Emanuela Orlandi. Marco Fassoni Accetti: 5 perché i magistrati non gli credono

Emanuela Orlandi. Marco Fassoni Accetti: 5 perché i magistrati non gli credono
Donna che suona piffero. Foto di Marco Fassoni Accetti: secondo lui è quello che suonava Emanuela Orlandi

ROMA – La chiusura dell’inchiesta sul mistero della scomparsa di Emanuela Orlandi slitta ancora. I cronisti addentro ai meandri dell’indagine ritenevano che sarebbe stato entro la fine di marzo. Invece a quanto pare si va ad almeno la prima metà del mese di aprile.

Come che sia, la realtà delle indagini riguardo la figura e la credibilità del “supertestimone” Marco Accetti non depone molto a suo favore. Abbiamo già scritto quali sono i motivi principali che ne minano la credibilità. Aggiungiamo ora altri motivi, ricavati dalle “100 prove” e dalle più recenti “rivelazioni” al telefono con Fabrizio Peronaci, il giornalista del Corriere della Sera che è tra i più attenti osservatori e costanti cronisti sul mistero.

– Una delle foto artistiche di Accetti ritrae sullo sfondo di quella che sembra una grotta una donna ripresa di spalle mente suona un flauto. A dire di Accetti, si tratta dello strumento di Emanuela Orlandi che lui ha fatto ritrovare a “Chi l’ha visto?” e quindi ai magistrati. Per dimostrare che lui ha detto il vero, Marco Fassoni Accetti ha chiesto che venga interrogata la modella. Ma cosa può testimoniare costei? Al massimo può riferire quello che le ha raccontato lo stesso Accetti, che quindi diventerebbe di fatto il testimone di se stesso…
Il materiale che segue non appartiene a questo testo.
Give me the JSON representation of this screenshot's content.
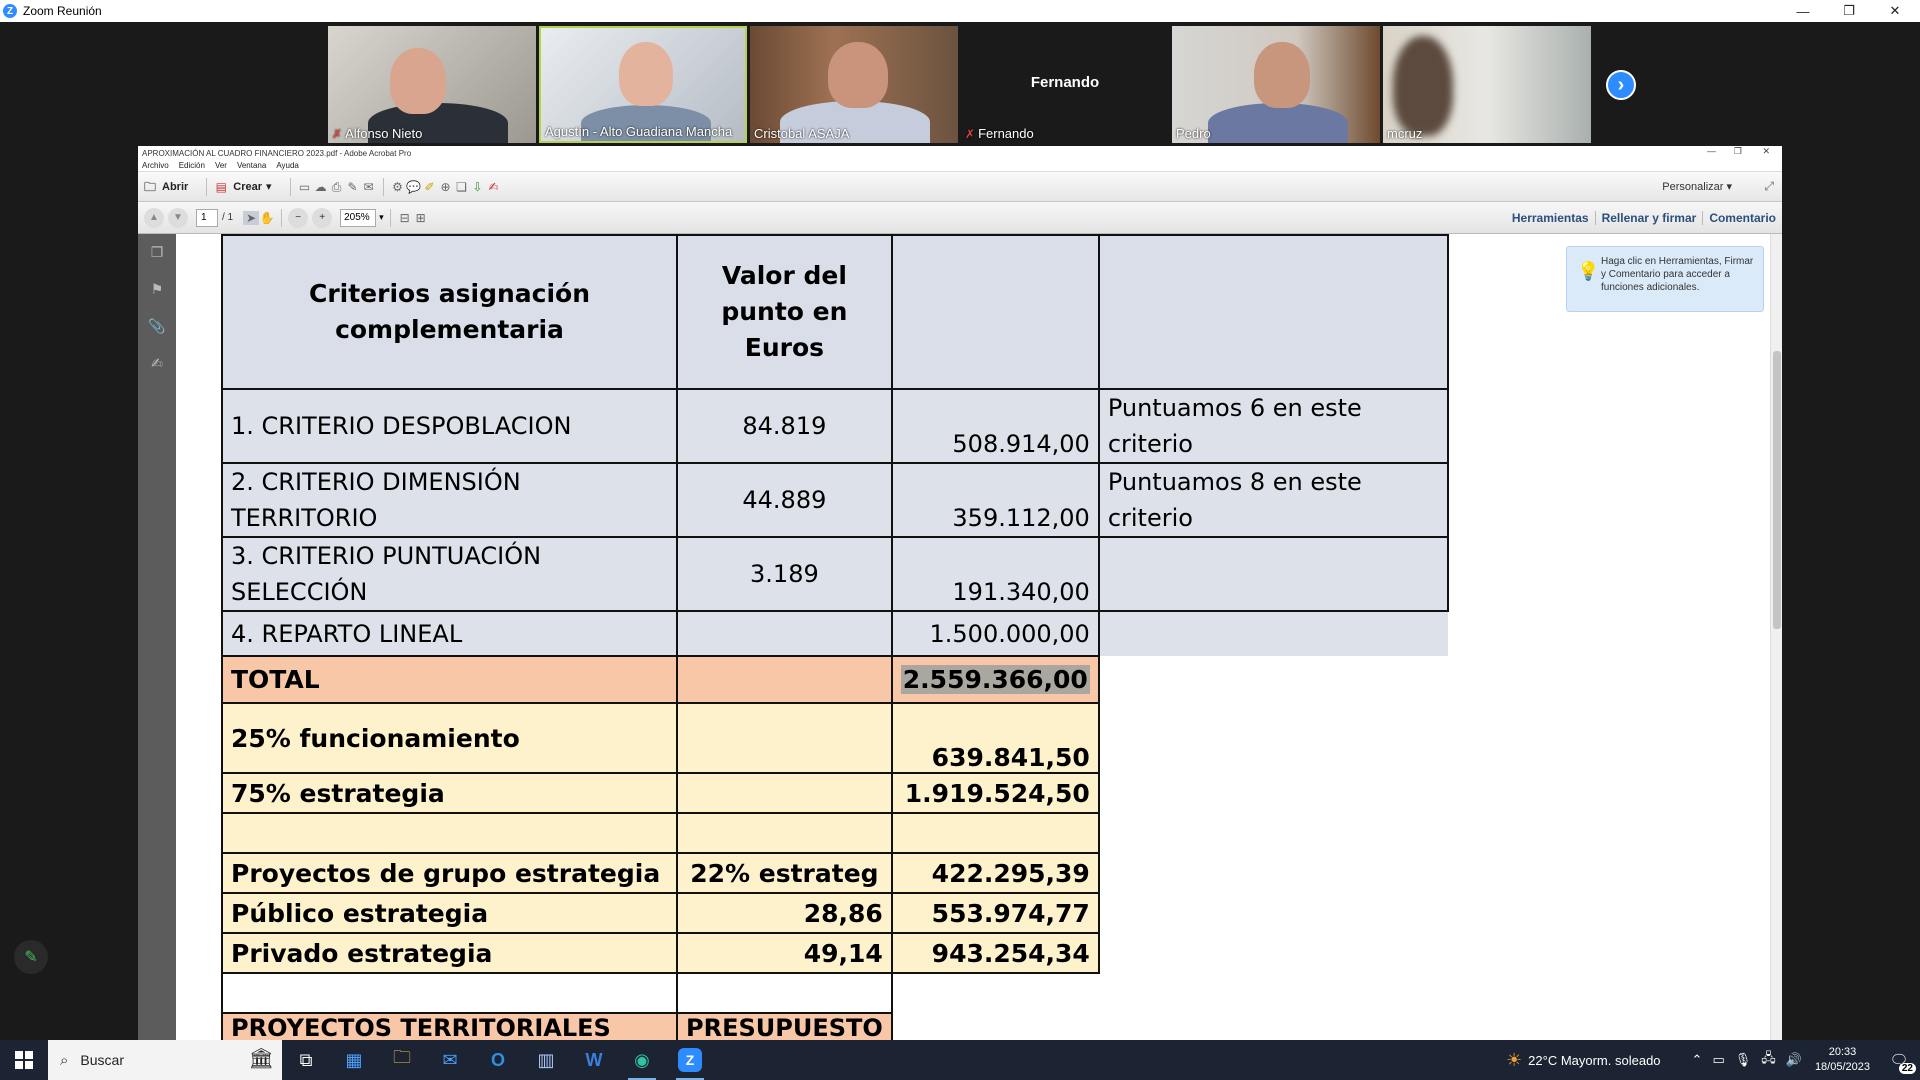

– Tra le attività al servizio di una delle due fazioni vaticane che si combattevano all’ombra del Cupolone e del pontificato di Wojtyla MFA ha “rivelato” che c’è stata una produzione e raccolta di documenti compromettenti sulla vita e sui vizietti di una serie di prelati. Che fine hanno fatto queste carte? Ecco la risposta del cosiddetto “supertestimone” data ai magistrati nel novembre di due anni fa:

“Le abbiamo seppellite nel 1982-83 in scatole metalliche all’interno del sito archeologico Antica Galeria, a nord di Roma. Nel tentativo di recuperarle, ci sono tornato nel 1986 con il turco Celebi. Interrogatelo”.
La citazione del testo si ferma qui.